Thanks Mat, that works well. However, I’m running into new issues if I try and create more than one Array object in the MyClass class. This is the runtime error I get:

_T52666088_5890 lives at 0x7fffd89a86f0 size 32 partially present
Present table dump for device[1]: NVIDIA Tesla GPU 0, compute capability 6.1, threadid=1
host:0xaf0290 device:0x7f281ecfa800 size:128 presentcount:0+1 line:44 name:copied_data
host:0x7fffd89a86f0 device:0x7f281ecfa000 size:16 presentcount:0+1 line:15 name:_T52666088_5878
host:0x7fffd89a8700 device:0x7f281ecfa200 size:16 presentcount:0+1 line:15 name:_T52666088_5878
allocated block device:0x7f281ecfa000 size:512 thread:1
allocated block device:0x7f281ecfa200 size:512 thread:1
allocated block device:0x7f281ecfa800 size:512 thread:1
deleted block   device:0x7f281ecfa600 size:512 threadid=1 
deleted block   device:0x7f281ecfa400 size:512 threadid=1 
FATAL ERROR: variable in data clause is partially present on the device: name=_T52666088_5890
 file:/home/jeff/dev/tests/openacc_attach_test.cpp _ZN7MyClassC1Em line:123

This error occurs even if I don’t initialize the Array object, and simply declare it in the private section of the MyClass class.

It because they’re static objects so the ‘this’ pointer and the base address of the data member are the same.
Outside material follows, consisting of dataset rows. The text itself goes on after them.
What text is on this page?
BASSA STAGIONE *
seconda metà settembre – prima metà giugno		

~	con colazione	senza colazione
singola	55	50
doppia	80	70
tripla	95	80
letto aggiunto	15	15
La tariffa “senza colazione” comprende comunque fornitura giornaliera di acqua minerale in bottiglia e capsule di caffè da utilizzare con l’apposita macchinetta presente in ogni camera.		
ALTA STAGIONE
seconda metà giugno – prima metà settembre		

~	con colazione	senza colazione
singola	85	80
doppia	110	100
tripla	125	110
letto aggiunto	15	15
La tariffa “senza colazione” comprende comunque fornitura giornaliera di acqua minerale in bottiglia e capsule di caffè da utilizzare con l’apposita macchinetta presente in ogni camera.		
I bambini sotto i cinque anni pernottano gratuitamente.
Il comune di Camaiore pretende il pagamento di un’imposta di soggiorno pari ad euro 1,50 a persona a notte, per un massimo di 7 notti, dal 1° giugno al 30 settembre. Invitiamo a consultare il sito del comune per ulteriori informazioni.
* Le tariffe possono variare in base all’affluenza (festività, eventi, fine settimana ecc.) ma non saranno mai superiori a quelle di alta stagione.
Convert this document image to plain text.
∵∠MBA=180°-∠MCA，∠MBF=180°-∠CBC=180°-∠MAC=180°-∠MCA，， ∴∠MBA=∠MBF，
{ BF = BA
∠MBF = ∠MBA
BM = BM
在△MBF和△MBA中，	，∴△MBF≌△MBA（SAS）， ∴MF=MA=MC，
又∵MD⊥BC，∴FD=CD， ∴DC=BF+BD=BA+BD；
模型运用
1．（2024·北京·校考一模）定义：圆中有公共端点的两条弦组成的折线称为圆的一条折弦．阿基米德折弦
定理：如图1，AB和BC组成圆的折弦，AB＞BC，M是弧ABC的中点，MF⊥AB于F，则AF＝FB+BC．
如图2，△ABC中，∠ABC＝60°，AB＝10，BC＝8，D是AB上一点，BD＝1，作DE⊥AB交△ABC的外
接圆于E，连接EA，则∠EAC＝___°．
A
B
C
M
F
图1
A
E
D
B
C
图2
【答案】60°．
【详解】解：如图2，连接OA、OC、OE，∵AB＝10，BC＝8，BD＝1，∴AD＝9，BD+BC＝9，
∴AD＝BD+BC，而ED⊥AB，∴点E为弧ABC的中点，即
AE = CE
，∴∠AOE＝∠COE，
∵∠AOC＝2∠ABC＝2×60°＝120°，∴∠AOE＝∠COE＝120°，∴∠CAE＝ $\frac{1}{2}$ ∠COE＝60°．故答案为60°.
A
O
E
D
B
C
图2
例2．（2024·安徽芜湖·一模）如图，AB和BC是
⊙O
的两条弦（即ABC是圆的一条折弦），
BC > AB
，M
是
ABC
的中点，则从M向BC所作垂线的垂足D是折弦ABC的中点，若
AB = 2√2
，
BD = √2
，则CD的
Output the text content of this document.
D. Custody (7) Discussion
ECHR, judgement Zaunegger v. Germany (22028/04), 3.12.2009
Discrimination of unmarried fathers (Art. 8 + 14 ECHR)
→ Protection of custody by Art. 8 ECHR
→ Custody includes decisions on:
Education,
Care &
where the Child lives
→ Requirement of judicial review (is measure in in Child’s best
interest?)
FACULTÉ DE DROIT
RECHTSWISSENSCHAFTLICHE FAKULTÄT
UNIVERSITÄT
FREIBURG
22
To work around it, we’d need to make the array’s pointers and the allocate them.

% cat test2.cpp
#include <iostream>
#include <cstdlib>
#include <cstdio>

#ifdef _OPENACC
#include <openacc.h>
#endif

class Array {
    public:
        Array() {
            data_ = nullptr;
            #pragma acc enter data copyin(this)
        }

        Array(const size_t num_elements) {
            num_elements_ = num_elements;
            data_ = new float[num_elements_];
            #pragma acc enter data create(this,data_[:num_elements_])
        }

        ~Array() {
            #pragma acc exit data delete(data_,this)
            delete[] data_;
        }

        Array& operator=(const Array &array) {
            if(this == &array) {
                return *this;
            }
            num_elements_ = array.num_elements_;
            #pragma acc update device(num_elements_)

            float *copied_data = new float[num_elements_];
            for(size_t i = 0; i < num_elements_ ; ++i) {
                copied_data[i] = array.data_[i];
            }
#ifdef _OPENACC
            // Create the new 'copied_data' on the device
            #pragma acc enter data create(copied_data[:num_elements_])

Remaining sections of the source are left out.